Many people still ask me how I have survived and managed to keep up with all these changes and challenges in a country that I was not born in. I suppose many people experience these periods, when everything goes bad, many awful things happen at the same time, everything changes dramatically because of health issues or even death, after a crisis or a trauma that knocks the door, and you hide in the darkest room of the house.
This blog post is about what I have discovered at the age of 40, the time of middle age crisis for some adults at the early forties. In my case, I did not experience this crisis, and probably I will not experience it. I had to come across so many incidents and events that prevented me from experiencing middle-age crisis. Being out of work for a long period of time allowed me time to reflect on the current status of my life with bad and good effects. Financially, I ended up on the edge, loosing a large amount of savings. Psychologically, I still work on getting my confidence back and maintain a good level of functioning without panic attacks and withdrawals of depression. Socially, I have re-evaluated the relationship with my family and some friends, and I strengthened my connection with a few but important friends, who have come forward to help me.
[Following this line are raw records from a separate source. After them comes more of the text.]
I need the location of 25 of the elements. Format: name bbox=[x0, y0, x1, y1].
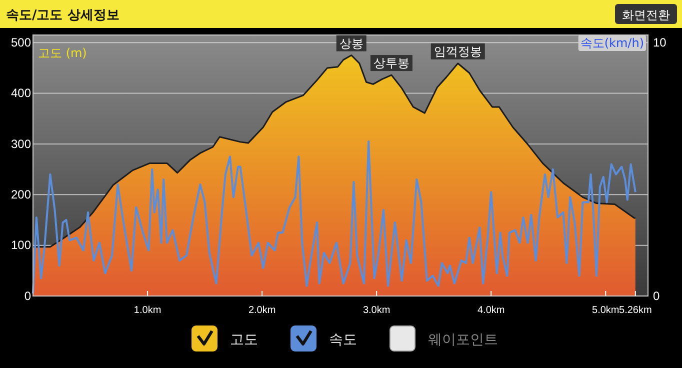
y-tick-label: 400 bbox=[10, 86, 32, 100]
y-tick-label: 500 bbox=[10, 35, 32, 50]
text: 웨이포인트 bbox=[428, 332, 498, 348]
x-tick-label: 2.0km bbox=[248, 305, 276, 316]
chart-title: 속도/고도 상세정보 bbox=[6, 8, 120, 23]
y-tick-label: 100 bbox=[10, 238, 32, 252]
line-series bbox=[32, 140, 636, 294]
button: 화면전환 bbox=[615, 4, 677, 24]
x-tick-label: 3.0km bbox=[362, 305, 390, 316]
y-tick-label: 300 bbox=[10, 136, 32, 151]
annotation: 상투봉 bbox=[373, 56, 410, 70]
legend-label: 고도 bbox=[230, 332, 258, 348]
legend-label: 속도 bbox=[329, 332, 357, 348]
y-tick-label: 200 bbox=[10, 187, 32, 202]
y-tick-label: 0 bbox=[24, 288, 32, 303]
x-tick-label: 1.0km bbox=[134, 305, 162, 316]
annotation: 상봉 bbox=[339, 36, 364, 50]
y-axis-title: 고도 (m) bbox=[38, 46, 87, 60]
x-tick-label: 4.0km bbox=[477, 305, 505, 316]
x-tick-label: 5.0km bbox=[592, 305, 620, 316]
y2-tick-label: 10 bbox=[653, 35, 667, 50]
y2-axis-title: 속도(km/h) bbox=[580, 36, 644, 50]
x-tick-label: 5.26km bbox=[619, 305, 652, 316]
y2-tick-label: 0 bbox=[653, 288, 660, 303]
annotation: 임꺽정봉 bbox=[434, 44, 482, 58]
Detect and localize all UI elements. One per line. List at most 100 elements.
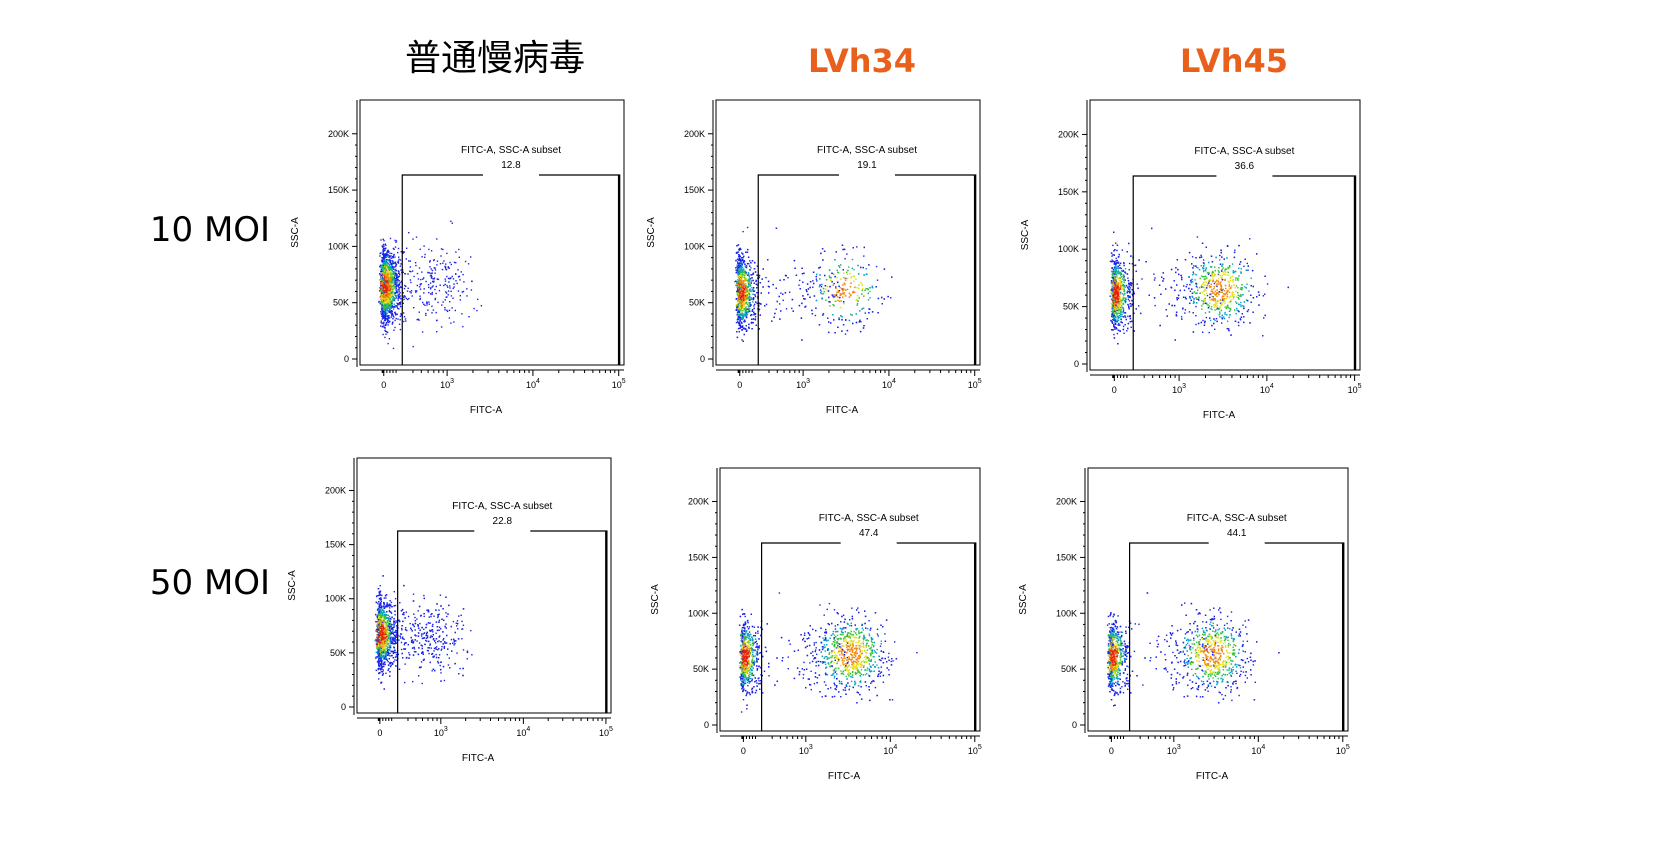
event-dot bbox=[403, 251, 405, 253]
event-dot bbox=[390, 278, 392, 280]
event-dot bbox=[853, 291, 856, 293]
event-dot bbox=[434, 272, 436, 274]
event-dot bbox=[381, 284, 383, 287]
event-dot bbox=[387, 324, 389, 326]
event-dot bbox=[394, 312, 396, 314]
event-dot bbox=[866, 318, 868, 320]
event-dot bbox=[399, 303, 401, 306]
event-dot bbox=[738, 276, 740, 278]
event-dot bbox=[862, 327, 865, 329]
event-dot bbox=[440, 326, 443, 328]
event-dot bbox=[386, 251, 388, 253]
event-dot bbox=[828, 269, 831, 271]
event-dot bbox=[379, 272, 381, 275]
event-dot bbox=[748, 306, 750, 308]
event-dot bbox=[847, 269, 849, 272]
event-dot bbox=[405, 320, 407, 322]
event-dot bbox=[844, 333, 847, 335]
event-dot bbox=[842, 284, 844, 286]
gate-box bbox=[757, 174, 977, 365]
event-dot bbox=[385, 271, 387, 273]
event-dot bbox=[412, 345, 414, 348]
event-dot bbox=[739, 277, 742, 280]
event-dot bbox=[396, 313, 398, 315]
event-dot bbox=[384, 291, 386, 294]
event-dot bbox=[839, 278, 842, 280]
event-dot bbox=[744, 311, 746, 313]
event-dot bbox=[471, 280, 473, 282]
event-dot bbox=[851, 276, 853, 278]
event-dot bbox=[751, 287, 753, 289]
event-dot bbox=[388, 295, 390, 297]
event-dot bbox=[399, 273, 401, 276]
event-dot bbox=[742, 327, 745, 330]
event-dot bbox=[392, 262, 394, 264]
event-dot bbox=[381, 261, 383, 263]
event-dot bbox=[467, 263, 470, 265]
event-dot bbox=[385, 323, 387, 325]
event-dot bbox=[394, 283, 396, 286]
event-dot bbox=[386, 309, 388, 311]
event-dot bbox=[447, 290, 450, 292]
event-dot bbox=[387, 299, 390, 302]
event-dot bbox=[748, 277, 751, 279]
event-dot bbox=[753, 307, 755, 310]
event-dot bbox=[741, 252, 743, 254]
event-dot bbox=[738, 264, 740, 266]
event-dot bbox=[738, 302, 740, 304]
event-dots bbox=[378, 220, 483, 350]
event-dot bbox=[737, 309, 740, 311]
event-dot bbox=[395, 290, 398, 292]
event-dot bbox=[738, 324, 740, 326]
event-dot bbox=[740, 283, 742, 286]
event-dot bbox=[745, 309, 748, 311]
event-dot bbox=[748, 281, 750, 283]
event-dot bbox=[380, 321, 382, 324]
event-dot bbox=[739, 255, 741, 258]
event-dot bbox=[839, 296, 841, 299]
event-dot bbox=[385, 244, 387, 246]
event-dot bbox=[382, 321, 385, 324]
event-dot bbox=[863, 274, 865, 276]
event-dot bbox=[750, 267, 752, 269]
event-dot bbox=[749, 285, 752, 287]
event-dot bbox=[833, 294, 835, 296]
event-dot bbox=[389, 278, 391, 281]
event-dot bbox=[435, 292, 437, 295]
event-dot bbox=[741, 302, 744, 304]
event-dot bbox=[737, 307, 739, 310]
event-dot bbox=[450, 220, 452, 222]
event-dot bbox=[392, 276, 395, 278]
event-dot bbox=[756, 287, 758, 289]
event-dot bbox=[745, 310, 748, 312]
event-dot bbox=[831, 294, 833, 296]
event-dot bbox=[392, 321, 394, 323]
event-dot bbox=[850, 313, 852, 316]
event-dot bbox=[739, 323, 741, 325]
event-dot bbox=[386, 260, 388, 262]
event-dot bbox=[419, 283, 422, 285]
event-dot bbox=[446, 296, 448, 298]
event-dot bbox=[392, 299, 395, 301]
event-dot bbox=[382, 323, 385, 325]
event-dot bbox=[798, 284, 800, 286]
event-dot bbox=[737, 265, 739, 267]
event-dot bbox=[432, 278, 434, 280]
event-dot bbox=[397, 262, 400, 264]
event-dot bbox=[382, 310, 384, 312]
event-dot bbox=[745, 296, 748, 298]
event-dot bbox=[746, 251, 749, 253]
event-dot bbox=[866, 288, 869, 290]
event-dot bbox=[458, 275, 461, 277]
event-dot bbox=[737, 315, 739, 317]
event-dot bbox=[423, 245, 425, 247]
event-dot bbox=[749, 265, 751, 267]
event-dot bbox=[392, 287, 394, 289]
event-dot bbox=[815, 278, 818, 280]
event-dot bbox=[875, 265, 878, 268]
event-dot bbox=[424, 304, 426, 307]
event-dot bbox=[384, 247, 386, 250]
event-dot bbox=[751, 328, 753, 330]
event-dot bbox=[1223, 298, 1225, 300]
The key learning of this period of my life has been how to be vulnerable and live feeling weak. This has been a life-time that I realised the value of accessing special therapy and counselling, how much compassion I demonstrated in the houses of friends who offered me shelter, how easy it is to give an end to your life even by thinking of it, the beauty in human nature when we cry and smile, sign and dance, touch and listen, the power of being weak at protecting yourself.
Avoiding loneliness is the trick of the person who might encounter the same circumstances like me and need a word of advice. Being in a country I was not born in, I felt so alone that I had never experienced before. Singing to listen to my voice kept me alive. This is what I would say to anyone who speaks about the value of arts in our lives. Secondly, although I was having plenty of time of doing nothing, it was important that I kept myself busy at these difficult times. This is the other thing I would say to anyone who is experiencing or is at risk of mental health illness. Doing a PhD provided me with a sense of hope. There was something to put my energy on, to spend my time on, to have an opportunity to meet someone to speak to. It was the one and only thing that I wanted to protect. My PhD was my little brother who wanted care, the baby to look after and the cat to feed some mornings when I did not want to eat and speak to anyone.
I can spend hours writing about my experience. I can spend hours writing to help others. Because I want people to read this blog post, I will mention one more thing that I learned at the bottom level of my life experience. In the last three years, I discovered my values and what would threaten my values. I have always believed that we, human beings, live with our values. In one of the self-help books I read last year, I found an exercise about finding and naming these values. I have not found surprises, to be honest. Some values follow us in our entire lives. This is what I found in that book. Peace and knowledge are the two values of mine that follow me since I remember myself and my dead friend is resting in peace. I breathe in the peaceful places of parks, churches, libraries, museums, forests and beaches, where the silence allowed me to think and express myself. With peace and tranquility, I can get to the calm status of accessing and producing knowledge. I love reading and writing to contextualise my world and my presence in this world. This is what I was doing in the noisy environment of my Greek family. This is what I was doing in the dark room at my teenage times. This is what I am doing now with this blog post.
I do not wish anyone to experience what I have during the last three years. I did not stay alone, but kept myself busy. Probably, the loss of my best friend 21 years ago taught me the value of life. Probably the loss of my friend showed me what it means to live with pain. I am sure only for one thing. We live with others, not through others, until we depart alone. My friend is not here to comment on this. I promise in his memory I will never stop seeking that peace of writing. God (or whatever else you name) knows. I never expected to write this blog. I do hope it will help others.